Friday, December 24, 2021

Atmospheres - 1974 - Voyage To Uranus

Atmospheres
1974
Voyage To Uranus



01. Shifting Phases (6:55)
02. Culture Release (6:50)
03. Inner Spaces and Outer Places (5:15)
04. Un Jour Dans Le Monde (4:43)
05. Voyage To Uranus (5:52)
06. Electric Impulse From The Heart (4:15)
07. Water Rhythms (8:44)
08. Return To The Earth (5:15)

Clive Stevens / electric tenor saxophone, soprano saxophone, alto flute, echoplex, wah wah pedal
Michael Thabo Carvin / drums
David Earl Johnson / congas, timbales, assorted percussion
Stu Woods / electric bass
John Abercrombie / electric guitar, acoustic guitar
Ralph Towner / electric piano, clavinet, 12 string acoustic guitar



A few months album the debut's release, Clive Stevens returned to the studio, but this time, the line-up is less stellar, even if Ralph Towner (keyboards) and John Abercrombie (guitars) are still present, with the former also toys with 12-string guitar. Stu Woods (bass) and Mike Carvin (drums) replace the MO alumni rhythm section along with Johnson on percussion. Again recorded in a NY studio and still released in 74, the album's cover with an intriguing flowing naked humans tripping out on whatever they took.

Opening the album, Shifting Phase is hotter and faster than anything on the first album, nearing RTF or MO execution speed (Aber even sounds a bit like McL), but this is not the case of the next few tracks, Inner Spaces And Outer Places even using a strong mid-tempo riff, while Aber, Towner and Stevens are jumping stars and galaxies with superb mastery, especially Aber's guitar. However the album takes on a contemplative turn with the really slow Un Jour Dans Le Monde, an ideal vehicle for Stevens' soft sax playing.

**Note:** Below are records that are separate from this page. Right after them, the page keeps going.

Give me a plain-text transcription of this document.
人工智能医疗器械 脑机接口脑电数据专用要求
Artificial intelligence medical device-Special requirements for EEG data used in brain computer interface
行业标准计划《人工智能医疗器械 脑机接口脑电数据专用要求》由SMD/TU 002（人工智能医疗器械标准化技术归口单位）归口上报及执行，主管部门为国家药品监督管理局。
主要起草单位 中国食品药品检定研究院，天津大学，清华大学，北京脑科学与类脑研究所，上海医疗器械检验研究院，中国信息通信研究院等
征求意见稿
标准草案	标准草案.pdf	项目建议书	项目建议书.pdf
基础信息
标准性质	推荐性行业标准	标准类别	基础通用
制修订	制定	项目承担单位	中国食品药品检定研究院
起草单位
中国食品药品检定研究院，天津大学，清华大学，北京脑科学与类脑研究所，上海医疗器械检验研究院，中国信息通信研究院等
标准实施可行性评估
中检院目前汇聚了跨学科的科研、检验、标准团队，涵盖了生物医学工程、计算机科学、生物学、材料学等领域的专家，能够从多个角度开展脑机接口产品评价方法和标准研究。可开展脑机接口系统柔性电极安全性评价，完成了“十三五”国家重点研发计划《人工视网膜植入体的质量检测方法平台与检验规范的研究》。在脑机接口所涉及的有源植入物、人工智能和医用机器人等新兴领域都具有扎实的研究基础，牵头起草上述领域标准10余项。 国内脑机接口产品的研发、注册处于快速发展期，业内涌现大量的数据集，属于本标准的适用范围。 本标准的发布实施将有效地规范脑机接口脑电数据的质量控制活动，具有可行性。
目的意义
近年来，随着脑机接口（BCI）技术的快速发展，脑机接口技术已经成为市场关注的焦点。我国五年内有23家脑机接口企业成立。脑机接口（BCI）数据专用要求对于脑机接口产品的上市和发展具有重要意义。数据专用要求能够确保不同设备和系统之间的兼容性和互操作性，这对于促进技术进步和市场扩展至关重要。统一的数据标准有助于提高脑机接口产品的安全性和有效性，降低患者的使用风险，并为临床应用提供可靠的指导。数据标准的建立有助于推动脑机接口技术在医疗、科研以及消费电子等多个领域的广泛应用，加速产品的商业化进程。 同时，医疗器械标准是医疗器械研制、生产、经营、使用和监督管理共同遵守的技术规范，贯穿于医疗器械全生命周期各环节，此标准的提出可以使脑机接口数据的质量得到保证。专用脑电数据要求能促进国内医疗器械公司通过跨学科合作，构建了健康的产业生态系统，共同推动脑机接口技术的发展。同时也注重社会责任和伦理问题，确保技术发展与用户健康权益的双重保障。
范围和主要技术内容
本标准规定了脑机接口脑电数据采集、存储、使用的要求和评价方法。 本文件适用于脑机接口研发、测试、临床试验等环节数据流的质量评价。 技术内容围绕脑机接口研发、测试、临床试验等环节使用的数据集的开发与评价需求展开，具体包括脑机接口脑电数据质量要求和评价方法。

The flipside is definitely slower and more introspective, but it is no less hot-er than the afore- mentioned Shifting Phases track, even if the almost-9mins Water Rhythms is like a supernova exploding your mind. The album close on the aptly-titled Return To Earth and indeed it was a cool cosmic glide between galaxies, black holes and other spaceships, with Stevens shifting to a calm flute.

With its second and final album Voyage To Uranus (ever wonder why Uranus and never Neptune??), Stevens would not renew the experience again (most likely for sales and visibility issues - JR/F groups abounded in a more or less closed microcosm - and the project ends with this album. Just two largely forgotten albums, but well worth the hunt if you're into that trip. And I am.